Journalists across sub-Saharan Africa faced a range of pressures in September 2022, including physical attacks, arrests and imprisonment, and censorship. The highest number of attacks occurred in the Democratic Republic of the Congo (DRC), Somaliland, and Ghana, according to IPI monitoring of press freedom violations in Africa.

Nearly 50 press freedom violations were identified across 15 countries in sub-Saharan Africa in September, with 33 of these incidents involving male journalists and seven involving female journalists. According to IPI data, state actors, such as security agents or police, were involved in roughly three out of four incidents.

The most frequent types of violations identified were cases of physical attacks against journalists, as well as arrests and detentions of journalists. The DRC had the highest number of cases (nine): Five journalists were physically attacked and beaten. One journalist was arrested, and one journalist, Gauthier Sey Tshiang, was sentenced to a year in prison after being found guilty of defaming a state official.
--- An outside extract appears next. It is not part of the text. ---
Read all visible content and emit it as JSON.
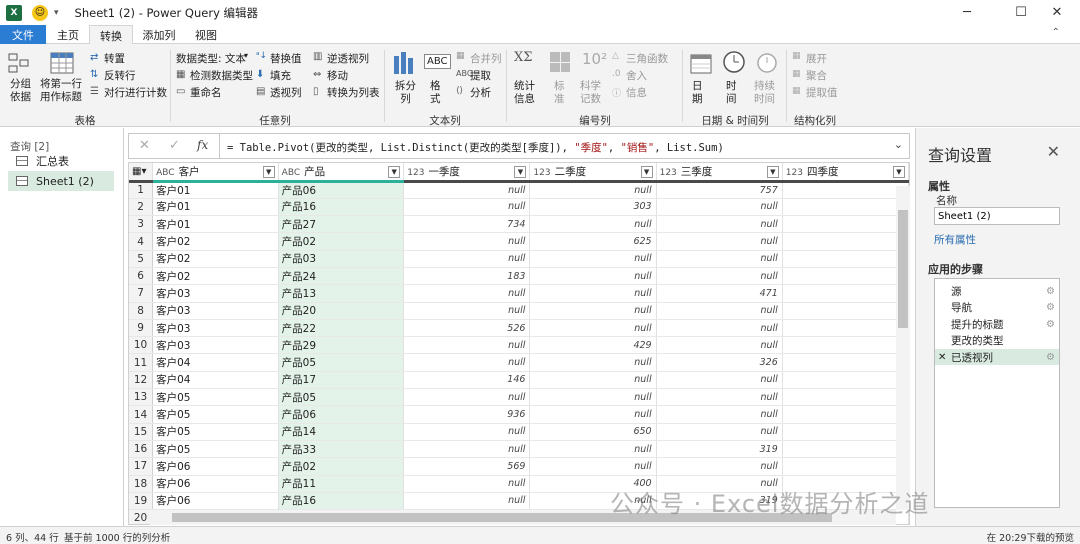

In Somaliland, a self-declared state that is internationally recognized as part of Somalia, IPI identified and documented at least seven press freedom violations in September. Three Horyaal 24 TV journalists were physically attacked and then detained by police in Hargeisa. Somaliland authorities also suspended a privately owned independent TV channel over accusations of “spreading news and programs against the peace and the unity of the people”.

In Ghana, six journalists were publically targeted and threatened by a group of football fans. In this case, the police responded quickly by summoning those involved in making the threat, according to the Media Foundation for West Africa.

IPI monitors and collects data on press freedom violations in Africa using a standardized methodology that categorizes violations across the following main categories: physical, verbal or online attacks; arrests and charges against journalists; surveillance of journalists; cases of censorship; laws and regulations that restrict the press freedom; and restriction on access to information. Data are further disaggregated by gender. Our monitoring and data collection activities are part of IPI’s wider Africa programme, which aims to defend press freedom and the safety of journalists in sub-Saharan Africa.